Nach langen Verhandlungen hat Investor Hasan Ismaik am Dienstag der Stundung eines Darlehens in Höhe von gut acht Millionen Euro zugestimmt, wodurch der TSV 1860 München eine Insolvenz vorerst abwendet. Zudem gab der FC Bayern München bekannt, dass der Mietvertrag des TSV mit der Stadion GmbH aufgelöst wurde. Die Löwen werden zukünftig wieder im Stadion an der Grünwalder Straße antreten.

Ismaik unterschreibt Stundung des Darlehens

Erleichterung im Münchner Stadtteil Giesing bei den Fans vom TSV 1860: Nachdem der jordanische Investor Hasan Ismaik am Dienstag der Stundung eines Darlehens von rund acht Millionen Euro zugestimmt hat, kann der Verein sich endlich wieder auf das Sportliche konzentrieren. Vom Tisch sind damit vorerst die Sorgen, der Verein müsse Insolvenz anmelden und mit einer Hypothek von Minuspunkten in die Regionalligasaison starten. Durch die Unterschrift Ismaiks wird zudem der Weg frei für den Hauptsponsor „Die Bayerische“, schließlich hatte die Versicherung ihr Engagement bis zuletzt von der finanziellen Zukunft der Münchner Löwen abhängig gemacht.
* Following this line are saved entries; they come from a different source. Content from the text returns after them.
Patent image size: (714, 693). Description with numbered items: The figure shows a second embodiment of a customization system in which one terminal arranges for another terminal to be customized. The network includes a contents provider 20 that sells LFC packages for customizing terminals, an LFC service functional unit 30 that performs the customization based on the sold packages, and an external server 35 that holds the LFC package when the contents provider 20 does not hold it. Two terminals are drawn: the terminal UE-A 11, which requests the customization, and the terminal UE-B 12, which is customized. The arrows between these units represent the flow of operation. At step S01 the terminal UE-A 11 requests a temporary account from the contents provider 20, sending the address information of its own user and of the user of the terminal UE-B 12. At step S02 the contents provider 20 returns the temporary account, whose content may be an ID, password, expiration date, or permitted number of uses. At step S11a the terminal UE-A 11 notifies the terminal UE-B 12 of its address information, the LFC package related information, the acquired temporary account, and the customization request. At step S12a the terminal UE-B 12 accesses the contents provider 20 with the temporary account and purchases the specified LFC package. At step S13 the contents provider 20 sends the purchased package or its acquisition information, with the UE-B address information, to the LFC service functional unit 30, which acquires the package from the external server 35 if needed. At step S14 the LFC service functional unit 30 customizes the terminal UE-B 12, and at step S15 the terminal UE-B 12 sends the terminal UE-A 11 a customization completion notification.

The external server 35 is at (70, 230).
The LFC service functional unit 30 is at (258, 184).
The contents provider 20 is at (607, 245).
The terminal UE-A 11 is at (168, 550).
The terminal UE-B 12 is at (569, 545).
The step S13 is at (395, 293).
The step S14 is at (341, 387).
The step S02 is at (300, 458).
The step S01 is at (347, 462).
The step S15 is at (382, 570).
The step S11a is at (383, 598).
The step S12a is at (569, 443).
Auszug aus der Allianz-Arnena ist beschlossene Sache

Beinahe gleichzeitig wurde auch bekannt, dass der TSV 1860 nun ganz offiziell aus der Allianz-Arena ausziehen und in der kommenden Spielzeit im Stadion an der Grünwalder Straße antreten wird. Dafür war der eigentlich noch bis 2025 laufende Mietvertrag zwischen der TSV München von 1860 GmbH & Co. KGaA und der Allianz Arena München Stadion GmbH, einer 100-prozentigen Tochtergesellschaft der FC Bayern München AG, mit sofortiger Wirkung aufgelöst worden. Das verkündete der deutsche Rekordmeister am Mittwoch auf seiner Vereinsseite. Zugleich schloss der FCB eine spätere Rückkehr der Münchner Löwen in die Fröttmaninger Arena kategorisch aus.